The Movies are identified by their AMG Work Numbers

The cartoons will be identified by their Production Number, and then a three digit unofficial number related to their airdate order (it's basically the "old" ID numbers I used) after the semicolon

101-113: Season 1 on ABC (1986)

201-265: The Syndicated Episodes (1987); considered either Season Two or part of Season One depending on the episode list. This chronicle considers them somewhat seperate, even though the unofficial ID numbers start with a 2

301-313: Season 2 on ABC (1987) (Alternatively known as Season Three)

401-408: Season 3 on ABC (1988) (Alternatively known as Season Four)

501-521: Season 4 on ABC (1989) (Alternatively known as Season Five).

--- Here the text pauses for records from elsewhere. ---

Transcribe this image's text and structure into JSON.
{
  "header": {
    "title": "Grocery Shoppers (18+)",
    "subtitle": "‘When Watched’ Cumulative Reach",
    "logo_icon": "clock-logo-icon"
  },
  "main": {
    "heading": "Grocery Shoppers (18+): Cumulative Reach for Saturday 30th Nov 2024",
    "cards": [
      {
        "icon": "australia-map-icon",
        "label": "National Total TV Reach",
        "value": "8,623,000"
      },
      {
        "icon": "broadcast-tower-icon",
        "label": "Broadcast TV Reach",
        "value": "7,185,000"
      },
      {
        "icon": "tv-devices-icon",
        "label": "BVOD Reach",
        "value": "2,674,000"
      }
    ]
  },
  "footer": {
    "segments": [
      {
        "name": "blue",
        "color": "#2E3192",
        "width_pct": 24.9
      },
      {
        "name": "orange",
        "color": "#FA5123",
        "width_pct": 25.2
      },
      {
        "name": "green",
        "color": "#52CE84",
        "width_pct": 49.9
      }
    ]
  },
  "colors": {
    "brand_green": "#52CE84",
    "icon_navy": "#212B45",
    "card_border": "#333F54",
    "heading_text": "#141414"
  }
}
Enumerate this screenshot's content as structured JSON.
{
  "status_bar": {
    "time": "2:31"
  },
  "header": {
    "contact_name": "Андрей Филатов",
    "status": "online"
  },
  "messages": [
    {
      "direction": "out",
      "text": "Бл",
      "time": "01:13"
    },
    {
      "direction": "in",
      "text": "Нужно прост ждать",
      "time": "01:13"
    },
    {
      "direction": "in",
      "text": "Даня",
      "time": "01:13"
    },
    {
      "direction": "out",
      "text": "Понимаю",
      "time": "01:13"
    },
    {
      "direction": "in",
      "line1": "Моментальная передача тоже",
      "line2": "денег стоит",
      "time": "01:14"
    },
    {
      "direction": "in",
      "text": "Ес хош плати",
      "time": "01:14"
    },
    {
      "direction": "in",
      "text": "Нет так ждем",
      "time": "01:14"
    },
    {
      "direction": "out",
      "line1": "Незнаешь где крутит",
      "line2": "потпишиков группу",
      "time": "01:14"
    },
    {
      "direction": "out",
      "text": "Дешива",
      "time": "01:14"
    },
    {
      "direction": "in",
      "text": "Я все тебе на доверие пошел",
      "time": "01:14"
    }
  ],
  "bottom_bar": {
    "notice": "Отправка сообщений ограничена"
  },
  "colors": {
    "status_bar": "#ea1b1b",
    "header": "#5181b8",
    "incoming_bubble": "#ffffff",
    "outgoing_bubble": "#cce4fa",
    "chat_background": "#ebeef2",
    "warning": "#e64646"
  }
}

This was the first post-Ghostbusters 2 season.

601-616: Season 5 on ABC (1990) (Alternatively known as Season Six)

701-704: Season 6 on ABC (191) (Alternatively known as Season Seven)

Extreme Ghostbusters is marked similarly, though the Production Numbers and Airdate Numbers are more similar. Where they conflict, the first number is Production, second is Airdate order.

The comics are being marked by a system inspired by that at

MU: A story produced by Marvel UK

XU: A Story produced by the United States (ie Now Comics, 88MPH, IDW).

The new system provides a better system of referencing, especially in regards to issues with more than one story.